The first 19 locomotives ordered by Isambard Kingdom Brunel for the Great Western Railway included six 2-2-2 Charles Tayleur locomotives. They were built by Charles Tayleur and Company, which became later the Vulcan Foundry. The locomotives were unsuccessful and rapidly supplemented by the Star Class locomotives ordered by Daniel Gooch once he had been appointed as the Locomotive Engineer. As built, they comprised two groups of three: the first group, delivered in 1837, had cylinders having a bore of 14 in and the second group, delivered in 1838, had cylinders having a bore of 12 in; all had a stroke of 16 in.

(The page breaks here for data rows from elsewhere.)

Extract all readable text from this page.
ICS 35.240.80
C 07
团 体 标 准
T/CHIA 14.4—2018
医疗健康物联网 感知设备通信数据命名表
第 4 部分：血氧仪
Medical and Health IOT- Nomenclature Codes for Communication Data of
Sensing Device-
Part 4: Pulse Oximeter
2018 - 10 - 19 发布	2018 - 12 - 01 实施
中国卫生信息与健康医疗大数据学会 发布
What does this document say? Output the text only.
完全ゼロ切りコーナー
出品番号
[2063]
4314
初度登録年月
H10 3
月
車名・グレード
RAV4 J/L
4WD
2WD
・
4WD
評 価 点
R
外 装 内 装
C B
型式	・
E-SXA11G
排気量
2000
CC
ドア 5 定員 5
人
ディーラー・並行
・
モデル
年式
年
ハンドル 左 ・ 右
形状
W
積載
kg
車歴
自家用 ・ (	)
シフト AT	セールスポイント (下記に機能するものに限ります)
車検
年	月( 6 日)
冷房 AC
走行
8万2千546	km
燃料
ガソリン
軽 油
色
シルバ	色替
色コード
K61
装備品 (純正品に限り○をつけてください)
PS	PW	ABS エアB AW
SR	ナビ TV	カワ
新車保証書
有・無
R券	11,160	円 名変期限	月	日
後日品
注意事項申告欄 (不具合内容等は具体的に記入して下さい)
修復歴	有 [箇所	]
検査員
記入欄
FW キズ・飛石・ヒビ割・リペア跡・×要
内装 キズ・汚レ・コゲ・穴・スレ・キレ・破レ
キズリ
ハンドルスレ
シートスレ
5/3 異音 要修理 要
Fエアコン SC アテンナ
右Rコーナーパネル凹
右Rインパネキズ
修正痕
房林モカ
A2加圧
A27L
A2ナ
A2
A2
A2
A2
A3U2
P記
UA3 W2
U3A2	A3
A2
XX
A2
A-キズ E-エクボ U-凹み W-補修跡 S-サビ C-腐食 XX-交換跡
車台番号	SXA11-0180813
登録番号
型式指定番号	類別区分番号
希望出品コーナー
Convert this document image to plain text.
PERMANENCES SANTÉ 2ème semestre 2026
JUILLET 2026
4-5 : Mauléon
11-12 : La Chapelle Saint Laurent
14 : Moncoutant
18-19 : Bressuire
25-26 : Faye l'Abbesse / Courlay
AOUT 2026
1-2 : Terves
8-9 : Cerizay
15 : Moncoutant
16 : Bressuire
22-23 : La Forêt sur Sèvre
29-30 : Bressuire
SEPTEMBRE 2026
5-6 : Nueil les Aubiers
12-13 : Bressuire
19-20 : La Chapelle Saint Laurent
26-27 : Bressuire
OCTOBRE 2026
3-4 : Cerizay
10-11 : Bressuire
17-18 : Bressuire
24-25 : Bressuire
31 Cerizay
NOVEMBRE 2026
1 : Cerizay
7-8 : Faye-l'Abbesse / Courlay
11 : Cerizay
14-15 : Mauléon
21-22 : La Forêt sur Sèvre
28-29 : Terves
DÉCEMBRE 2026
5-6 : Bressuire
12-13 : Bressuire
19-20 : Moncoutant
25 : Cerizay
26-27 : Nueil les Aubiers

==14-inch cylinder locomotives==

- Vulcan (Tayleur 51; 1837–1868)
  - This locomotive was the first to run on the Great Western Railway when it was tested on 28 December 1837 from its shed at West Drayton. It was withdrawn in 1843 but was rebuilt as a 2-2-2T tank locomotive and returned to service in 1846, running in this form until 1868. It survived for two more years at Reading as a stationary boiler. It is named after the workshops where it was built, which themselves were named after the Roman god of fire.
- Æolus (Tayleur 52; 1837–1867)
  - This locomotive worked the first train on the Great Western Railway when it opened on 4 June 1838. In 1843 it was fitted with more conventional 6 ft 0 in driving and 3 ft 0 in carrying wheels with 15 × 18 in cylinders; at some time it was converted to a 2-2-2T tank locomotive. Named for Aeolus, Greek ruler of the winds.
- Bacchus (Tayleur 53; 1837–1842)
  - The name was later carried by a Pyracmon Class goods locomotive. Named for Bacchus, Roman god of wine-making.

==12-inch cylinder locomotives==

- Apollo (Tayleur 62; 1838–1867)
  - This locomotive was rebuilt in 1839 with new cylinders 15 × 18 in and was altered to become a 2-2-2T before it ceased work in 1867. Named for Apollo, Greek and Roman god of the sun.
- Neptune (Tayleur 63; 1838–1840)
  - The name was later carried by one of the Ariadne Class standard goods locomotives. Named for Neptune, Roman god of the sea.
- Venus (Tayleur 64; 1838–1870)
  - This locomotive was withdrawn in 1843 but was rebuilt and returned to service in 1846. It now had 6 ft 0 in driving and 3 ft 0 in carrying wheels, with 15 × 18 in cylinders; at some time it was also converted to run as a 2-2-2T tank locomotive. Named for Venus, Roman goddess of love and fertility. The name was also carried by a Firefly Class locomotive from 1841.